Technology can do incredible things these days. But without emotion and human behaviour built in, would anyone actually use it? To give you the inside track for the New Blood Awards briefs, we've rounded up Pencil-winning tech ideas. From service to digital design, these examples show how technology can make connections, when there's a human touch. The robots aren’t taking over just yet.
Until 2017, there'd been no innovations in technology for the blind and visually impaired in over 20 years. Enter Serviceplan. They collaborated with DOT to create the first truly usable braille watch. The result? An instinctively designed, affordable and practical solution. With over 285 million blind or visually impaired people worldwide, it was about time.
Credits: DOT. The First Braille Smartwatch
Awards: Black Pencil, Digital Design 2017
Sign language can be tricky to learn. But for deaf people it’s an invaluable form of communication. In China, less than 5% of people can use sign language, but they do use emojis to communicate a whole lot. TBWA Shanghai spotted an opportunity and set about making the emoji trend work a little harder.

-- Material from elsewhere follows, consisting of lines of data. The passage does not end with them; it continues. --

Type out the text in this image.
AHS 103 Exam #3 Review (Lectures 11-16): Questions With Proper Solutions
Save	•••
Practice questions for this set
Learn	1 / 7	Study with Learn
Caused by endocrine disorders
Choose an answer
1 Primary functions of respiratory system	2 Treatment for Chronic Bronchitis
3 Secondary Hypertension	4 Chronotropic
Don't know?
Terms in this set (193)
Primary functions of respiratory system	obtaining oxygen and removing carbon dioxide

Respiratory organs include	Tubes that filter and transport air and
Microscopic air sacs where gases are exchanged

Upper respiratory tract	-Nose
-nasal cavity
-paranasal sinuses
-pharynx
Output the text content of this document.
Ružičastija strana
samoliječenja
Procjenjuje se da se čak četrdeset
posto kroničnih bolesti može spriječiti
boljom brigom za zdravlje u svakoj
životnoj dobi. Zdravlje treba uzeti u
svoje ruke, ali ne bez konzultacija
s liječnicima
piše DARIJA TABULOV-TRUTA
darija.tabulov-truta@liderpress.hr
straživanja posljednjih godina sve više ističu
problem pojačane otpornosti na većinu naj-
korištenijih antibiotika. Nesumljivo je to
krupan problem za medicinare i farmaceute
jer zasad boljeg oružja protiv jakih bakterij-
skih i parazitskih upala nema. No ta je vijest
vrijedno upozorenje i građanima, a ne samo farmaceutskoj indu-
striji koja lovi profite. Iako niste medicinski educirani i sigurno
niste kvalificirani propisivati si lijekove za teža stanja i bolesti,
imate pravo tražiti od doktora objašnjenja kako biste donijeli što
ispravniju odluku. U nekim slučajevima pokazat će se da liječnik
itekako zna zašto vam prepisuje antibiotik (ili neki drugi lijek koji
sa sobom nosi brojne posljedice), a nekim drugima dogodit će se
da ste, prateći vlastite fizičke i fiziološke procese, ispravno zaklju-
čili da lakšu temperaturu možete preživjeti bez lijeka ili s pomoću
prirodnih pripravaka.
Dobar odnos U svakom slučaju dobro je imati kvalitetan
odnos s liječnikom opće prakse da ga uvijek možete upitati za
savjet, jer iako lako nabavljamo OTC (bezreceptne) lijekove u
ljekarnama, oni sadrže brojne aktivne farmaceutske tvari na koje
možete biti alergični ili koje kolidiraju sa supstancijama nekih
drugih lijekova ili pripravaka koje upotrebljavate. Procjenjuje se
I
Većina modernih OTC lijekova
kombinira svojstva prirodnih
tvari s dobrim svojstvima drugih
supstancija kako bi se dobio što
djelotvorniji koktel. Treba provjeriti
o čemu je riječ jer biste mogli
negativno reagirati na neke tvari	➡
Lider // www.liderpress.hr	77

Awards: Graphite Pencil, Creativity For Good 2017
Agency: TBWA Shanghai
In our ‘always on’ society we have access to great TV on the go, on demand and on repeat. But as a result, what used to be a social activity – bringing family and friends together to share and commentate – is dying out. For TalkTalk’s 2015 New Blood Awards brief, this team from Berghs School Of Communication had a nifty idea to get us watching things together again.
Credits: TalkTalk – WatchWatch
Awards: Yellow Pencil, D&AD New Blood Awards 2015
Students: Fabian Lakander, Anton Bolin, Henrik Ljungström, Svante Pårup at Berghs School Of Communication
Tutor: Christopher Waldekrantz
We’re on phones and laptops all day, but the tech we interact with on a daily basis is broader than just websites and apps. To get people paying attention to the abused and tortured prisoners around the world, unable to get home, Amnesty International and Leo Burnett used departure boards in Britain’s busiest station. Instead of the usual destinations, the board listed the horrific journeys of the prisoners. This disruptive act hit commuters hard, and delivered the message in a powerfully apt way.

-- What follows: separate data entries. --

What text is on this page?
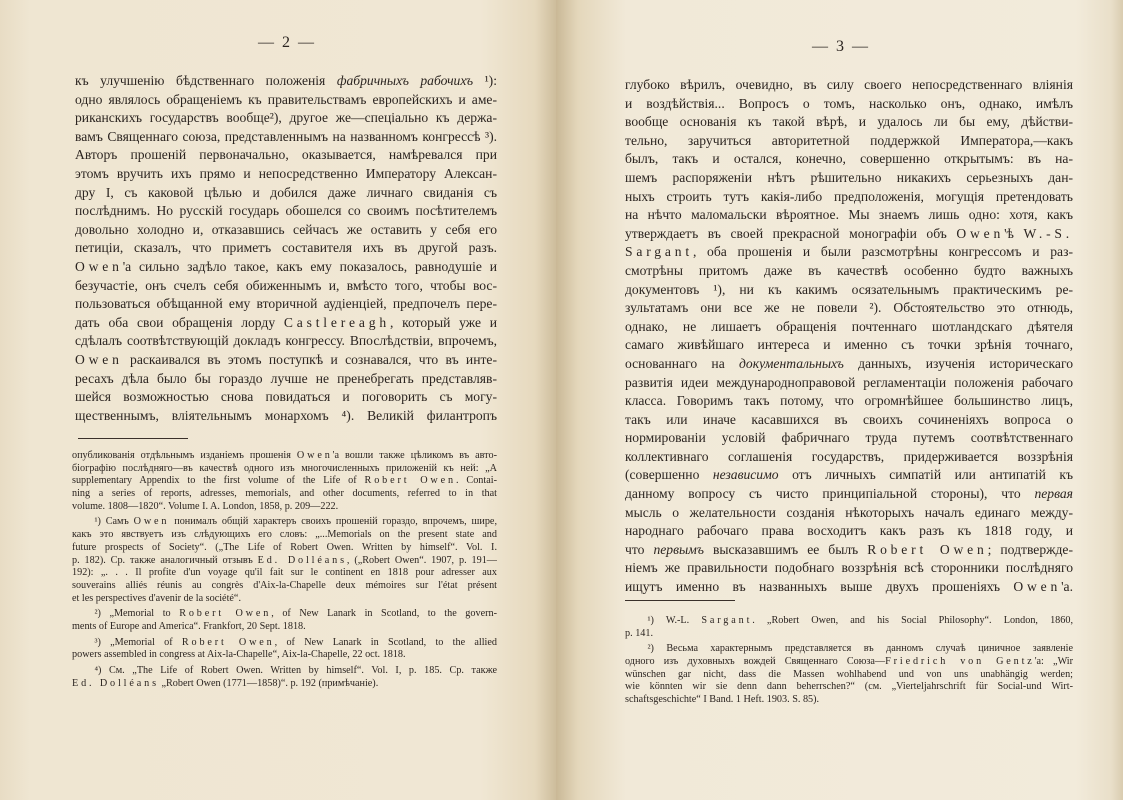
— 2 —
къ улучшенію бѣдственнаго положенія фабричныхъ рабочихъ ¹):
одно являлось обращеніемъ къ правительствамъ европейскихъ и аме-
риканскихъ государствъ вообще²), другое же—спеціально къ держа-
вамъ Священнаго союза, представленнымъ на названномъ конгрессѣ ³).
Авторъ прошеній первоначально, оказывается, намѣревался при
этомъ вручить ихъ прямо и непосредственно Императору Алексан-
дру I, съ каковой цѣлью и добился даже личнаго свиданія съ
послѣднимъ. Но русскій государь обошелся со своимъ посѣтителемъ
довольно холодно и, отказавшись сейчасъ же оставить у себя его
петиціи, сказалъ, что приметъ составителя ихъ въ другой разъ.
Owen'a сильно задѣло такое, какъ ему показалось, равнодушіе и
безучастіе, онъ счелъ себя обиженнымъ и, вмѣсто того, чтобы вос-
пользоваться обѣщанной ему вторичной аудіенціей, предпочелъ пере-
дать оба свои обращенія лорду Castlereagh, который уже и
сдѣлалъ соотвѣтствующій докладъ конгрессу. Впослѣдствіи, впрочемъ,
Owen раскаивался въ этомъ поступкѣ и сознавался, что въ инте-
ресахъ дѣла было бы гораздо лучше не пренебрегать представляв-
шейся возможностью снова повидаться и поговорить съ могу-
щественнымъ, вліятельнымъ монархомъ ⁴). Великій филантропъ
опубликованія отдѣльнымъ изданіемъ прошенія Owen'a вошли также цѣликомъ въ авто-
біографію послѣдняго—въ качествѣ одного изъ многочисленныхъ приложеній къ ней: „A
supplementary Appendix to the first volume of the Life of Robert Owen. Contai-
ning a series of reports, adresses, memorials, and other documents, referred to in that
volume. 1808—1820“. Volume I. A. London, 1858, p. 209—222.
¹) Самъ Owen понималъ общій характеръ своихъ прошеній гораздо, впрочемъ, шире,
какъ это явствуетъ изъ слѣдующихъ его словъ: „...Memorials on the present state and
future prospects of Society“. („The Life of Robert Owen. Written by himself“. Vol. I.
p. 182). Ср. также аналогичный отзывъ Ed. Dolléans, („Robert Owen“. 1907, p. 191—
192): „. . . Il profite d'un voyage qu'il fait sur le continent en 1818 pour adresser aux
souverains alliés réunis au congrès d'Aix-la-Chapelle deux mémoires sur l'état présent
et les perspectives d'avenir de la société“.
²) „Memorial to Robert Owen, of New Lanark in Scotland, to the govern-
ments of Europe and America“. Frankfort, 20 Sept. 1818.
³) „Memorial of Robert Owen, of New Lanark in Scotland, to the allied
powers assembled in congress at Aix-la-Chapelle“, Aix-la-Chapelle, 22 oct. 1818.
⁴) См. „The Life of Robert Owen. Written by himself“. Vol. I, p. 185. Ср. также
Ed. Dolléans „Robert Owen (1771—1858)“. p. 192 (примѣчаніе).
— 3 —
глубоко вѣрилъ, очевидно, въ силу своего непосредственнаго вліянія
и воздѣйствія... Вопросъ о томъ, насколько онъ, однако, имѣлъ
вообще основанія къ такой вѣрѣ, и удалось ли бы ему, дѣйстви-
тельно, заручиться авторитетной поддержкой Императора,—какъ
былъ, такъ и остался, конечно, совершенно открытымъ: въ на-
шемъ распоряженіи нѣтъ рѣшительно никакихъ серьезныхъ дан-
ныхъ строить тутъ какія-либо предположенія, могущія претендовать
на нѣчто маломальски вѣроятное. Мы знаемъ лишь одно: хотя, какъ
утверждаетъ въ своей прекрасной монографіи объ Owen'ѣ W.-S.
Sargant, оба прошенія и были разсмотрѣны конгрессомъ и раз-
смотрѣны притомъ даже въ качествѣ особенно будто важныхъ
документовъ ¹), ни къ какимъ осязательнымъ практическимъ ре-
зультатамъ они все же не повели ²). Обстоятельство это отнюдь,
однако, не лишаетъ обращенія почтеннаго шотландскаго дѣятеля
самаго живѣйшаго интереса и именно съ точки зрѣнія точнаго,
основаннаго на документальныхъ данныхъ, изученія историческаго
развитія идеи международноправовой регламентаціи положенія рабочаго
класса. Говоримъ такъ потому, что огромнѣйшее большинство лицъ,
такъ или иначе касавшихся въ своихъ сочиненіяхъ вопроса о
нормированіи условій фабричнаго труда путемъ соотвѣтственнаго
коллективнаго соглашенія государствъ, придерживается воззрѣнія
(совершенно независимо отъ личныхъ симпатій или антипатій къ
данному вопросу съ чисто принципіальной стороны), что первая
мысль о желательности созданія нѣкоторыхъ началъ единаго между-
народнаго рабочаго права восходитъ какъ разъ къ 1818 году, и
что первымъ высказавшимъ ее былъ Robert Owen; подтвержде-
ніемъ же правильности подобнаго воззрѣнія всѣ сторонники послѣдняго
ищутъ именно въ названныхъ выше двухъ прошеніяхъ Owen'a.
¹) W.-L. Sargant. „Robert Owen, and his Social Philosophy“. London, 1860,
p. 141.
²) Весьма характернымъ представляется въ данномъ случаѣ циничное заявленіе
одного изъ духовныхъ вождей Священнаго Союза—Friedrich von Gentz'a: „Wir
wünschen gar nicht, dass die Massen wohlhabend und von uns unabhängig werden;
wie könnten wir sie denn dann beherrschen?“ (см. „Vierteljahrschrift für Social-und Wirt-
schaftsgeschichte“ I Band. 1 Heft. 1903. S. 85).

Credits: Amnesty International Departure Board
Awards: Wood Pencil, Digital Design 2015
Agency: Leo Burnett London
Whether you’re trying to tackle a social issue, or just get your idea out there in the most impactful way, tech can be a powerful tool. But it should be how you communicate an idea, not the idea itself. And whatever you’re trying to solve, remember that your audience aren’t just ‘users’, they’re people.